His last album, "Wearin' Blue," first got him noticed in the music industry, but he expects even bigger things for his newest effort. "This time around, I have a record company and a team behind it," said Thompson. And with the help of national and international promoters and distributors, it will be available in Borders and Tower Records, on and at

Born in Frederick, Md., he's lived in Clifton since he was a boy growing up on Fairfax Station Road, just outside town. His Cub Scout Pack met at Clifton Elementary, and he graduated from Robinson Secondary School. These are his roots — and childhood memories, long-time friends and family are the ties that keep him here.

"I fly to Nashville frequently, but I love Clifton," said Thompson. "I know everyone in town, and I feel comfortable and at home here."

In elementary school, he befriended the older blues singer, John Jackson, who lived nearby and had performed for the students in Thompson's class. Noted for his acoustic blues, Jackson took Thompson under his wing and taught him chords and guitar licks. Later, the progressive country artists of the '70s and '80s also resonated with him. To Thompson, their songs embodied the true spirit of country music.

WITH ALL these influences, it's no wonder that his music runs the gamut from traditional to alternative country to tender ballads. And he's performed in a variety of venues with artists including George Jones, Steve Young, Dan Seals and Shelby Lynne.

Thompson's played guitar since age 10 — mainly acoustic — and played in bands in high school. As for practicing, he said, "I just pick up the guitar whenever I want to. My son Colin, 12, also plays guitar, but I never have to tell him to practice. He just practices on his own because he's got it in him — and he's a phenomenal guitar player.
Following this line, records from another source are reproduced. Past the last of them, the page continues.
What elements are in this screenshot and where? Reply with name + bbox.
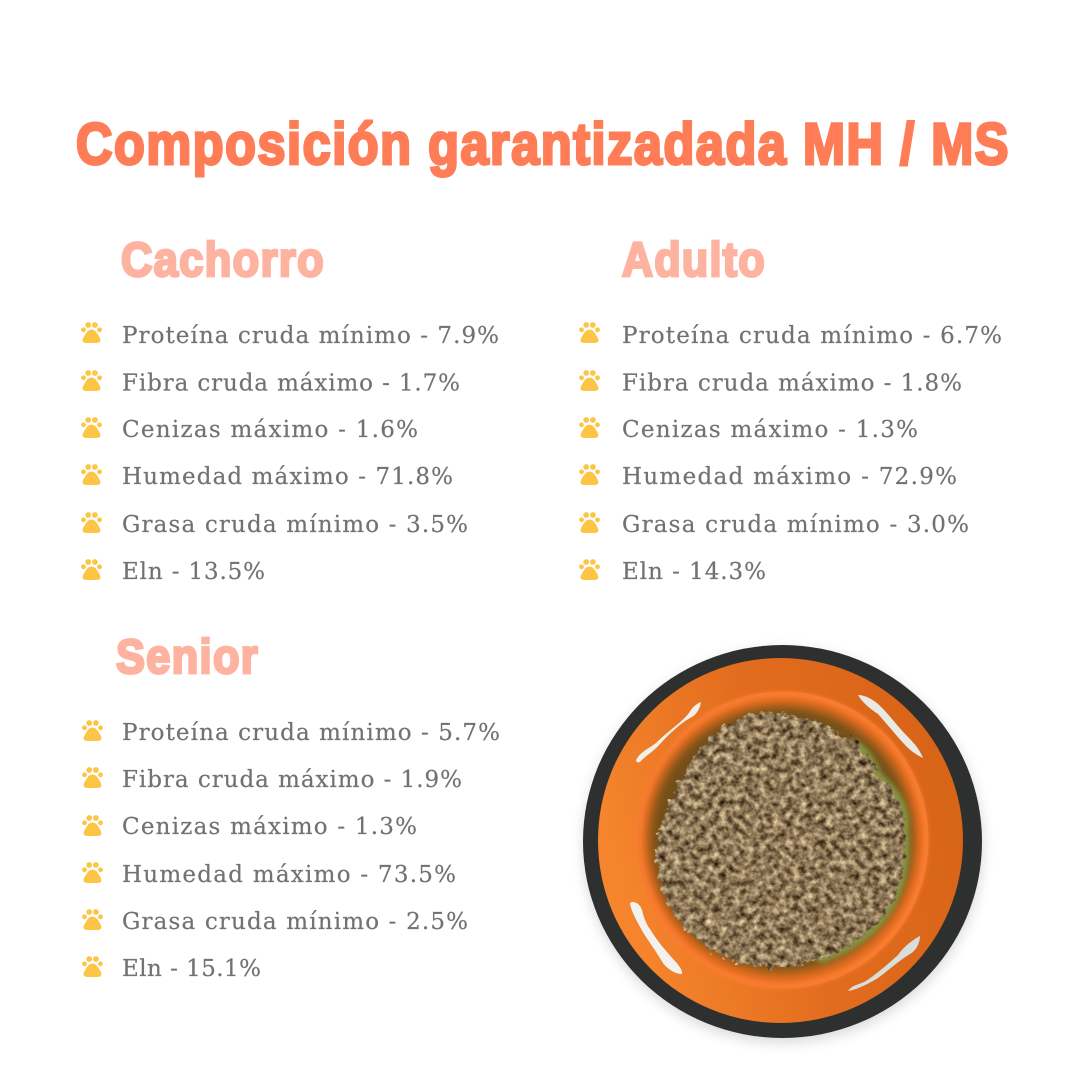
bowl outer dark rim [583,645,982,1038]
item: cenizas adulto: Cenizas máximo - 1.3% [622,417,918,443]
item: eln senior: Eln - 15.1% [122,956,261,982]
item: proteína cachorro: Proteína cruda mínimo - 7.9% [122,323,499,349]
item: fibra cachorro: Fibra cruda máximo - 1.7% [122,370,460,396]
item: eln adulto: Eln - 14.3% [622,559,766,585]
item: proteína senior: Proteína cruda mínimo - 5.7% [122,720,500,746]
bone: bottom right [848,936,920,991]
item: proteína adulto: Proteína cruda mínimo - 6.7% [622,323,1002,349]
bowl well shadow around food [650,708,912,968]
panel: cachorro [81,234,499,585]
heading: senior: Senior [116,631,259,684]
item: fibra senior: Fibra cruda máximo - 1.9% [122,767,462,793]
bowl orange rim [598,658,963,1023]
bowl well bright ring [640,694,926,986]
image: dog food bowl [583,645,982,1042]
heading: cachorro: Cachorro [121,234,325,287]
bone: top right [858,695,923,758]
item: cenizas senior: Cenizas máximo - 1.3% [122,814,417,840]
item: fibra adulto: Fibra cruda máximo - 1.8% [622,370,962,396]
panel: adulto [579,234,1002,585]
item: grasa cachorro: Grasa cruda mínimo - 3.5% [122,512,468,538]
food green edge [800,738,910,963]
panel: senior [82,631,500,982]
item: grasa adulto: Grasa cruda mínimo - 3.0% [622,512,969,538]
item: cenizas cachorro: Cenizas máximo - 1.6% [122,417,418,443]
item: humedad cachorro: Humedad máximo - 71.8% [122,464,453,490]
item: grasa senior: Grasa cruda mínimo - 2.5% [122,909,468,935]
item: humedad adulto: Humedad máximo - 72.9% [622,464,957,490]
item: humedad senior: Humedad máximo - 73.5% [122,862,456,888]
food texture [657,713,905,967]
bone: bottom left [630,902,682,974]
bowl well [638,692,928,988]
item: eln cachorro: Eln - 13.5% [122,559,265,585]
bone: top left [636,702,701,762]
heading: adulto: Adulto [622,234,766,287]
If you're good, you just do it." Thompson's son Erik, 15 1/2, plays football at Robinson and, he said, "I'm proud of both of them."

Writing songs since he was 12, Thompson loved the music of country legend Hank Williams and tried to emulate what he did. "I used to write at least a song a week, when I was a teen-ager," he said. "[Now], I usually write in the mornings; I have my coffee, pick up my guitar and see what comes out." Drawing his inspiration from real life, Thompson's songs are about "whatever is hitting me, at the time — I write what I feel."

He recorded his first album in 1988, just selling bandstand copies after gigs. Now, he's remastering it to digital and will release it, later this year. His current CD, "That's Not Me," is a mixture of ballads and upbeat tunes. Said Thompson: "Some of them are rock and some are real slow, story-songs." The CD took him five years to complete.

"I probably recorded 20 songs and was waiting for a collection to come together, and these nine songs worked as an album," he explained. The title track is about "being in a stressful situation that makes you act like someone you're not."

THOMPSON KEEPS tinkering with his lyrics until they please him, and he says the toughest part is "just getting the lines to all work together. I've had songs that took me 10 years to write, and some that I wrote in one day." The best part, he said, is "when you finally get positive feedback and your music's getting played on the radio. That feels really good, and it sort of validates what you do."

He plans a small, European tour in July-August. Meanwhile, he'll "watch the charts here and take it as far as I can." Music Row magazine calls him "a strong, true singer," and Country Music Today describes his new CD as chock-full of "cut-to-the-chase tales of love, regret and moving on, delivered with grit, swagger and a touch of class."

"I feel like my time is right now, and I feel really good about this album," said Thompson. "I think it's my best ever because I'm coming into my own as a songwriter."